By John Patrick Pullen
December 4, 2017

In the face of a retail industry apocalypse, Simon Property Group is fighting back. An Indiana judge ruled in favor of the Indianapolis-based mall operator Monday, forcing Starbucks to keep 77 failing Teavana stores open and honoring their leases. The Seattle-based coffee chain announced it planned to close all 379 Teavana locations in July. In August, Simon malls countered with a lawsuit.

Simon sought injunctions from the Indianapolis-based court, preventing the coffee company’s store closings by alleging Starbucks was “shirking its contractual obligations at the expense of Simon’s shopping centers and the dozens of communities they serve and support.”

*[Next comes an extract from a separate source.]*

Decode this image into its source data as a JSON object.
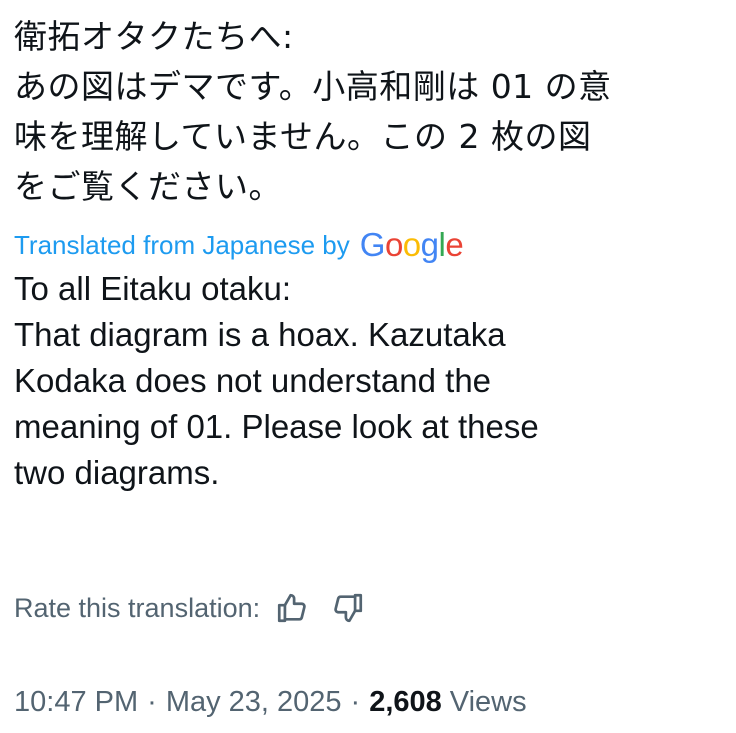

Noting the distress that the retail industry finds itself in, the mall operator acknowledged that it had experienced many store closings in recent years. But the difference between those retailers and Starbucks was that the former were under financial stress, according to the property company. “That obviously is not the case with Starbucks, which is one of the largest and most recognized companies in the world,” the lawsuit said.

Teavana, which was bought by Starbucks for $620 million in 2013, has since seen a decline it its foot traffic, particularly in malls. Earlier this year, disappointing financials raised alarms at the parent company, and some now think we may even be at ‘peak Starbucks.’

If that’s the case, the Teavana ruling might complicate things for future Starbucks—and other store—closures, as commercial real estate owners look to minimize their losses.

“If you are a tenant that has to close a bunch of stores that are based in malls, you are pretty scared after this ruling,” The New York Post reported an anonymous source as saying.

“We are disappointed in the judge’s ruling and will continue to focus on finding a resolution,” said Starbucks in a statement. There has been no word yet on whether Starbucks will file and appeal.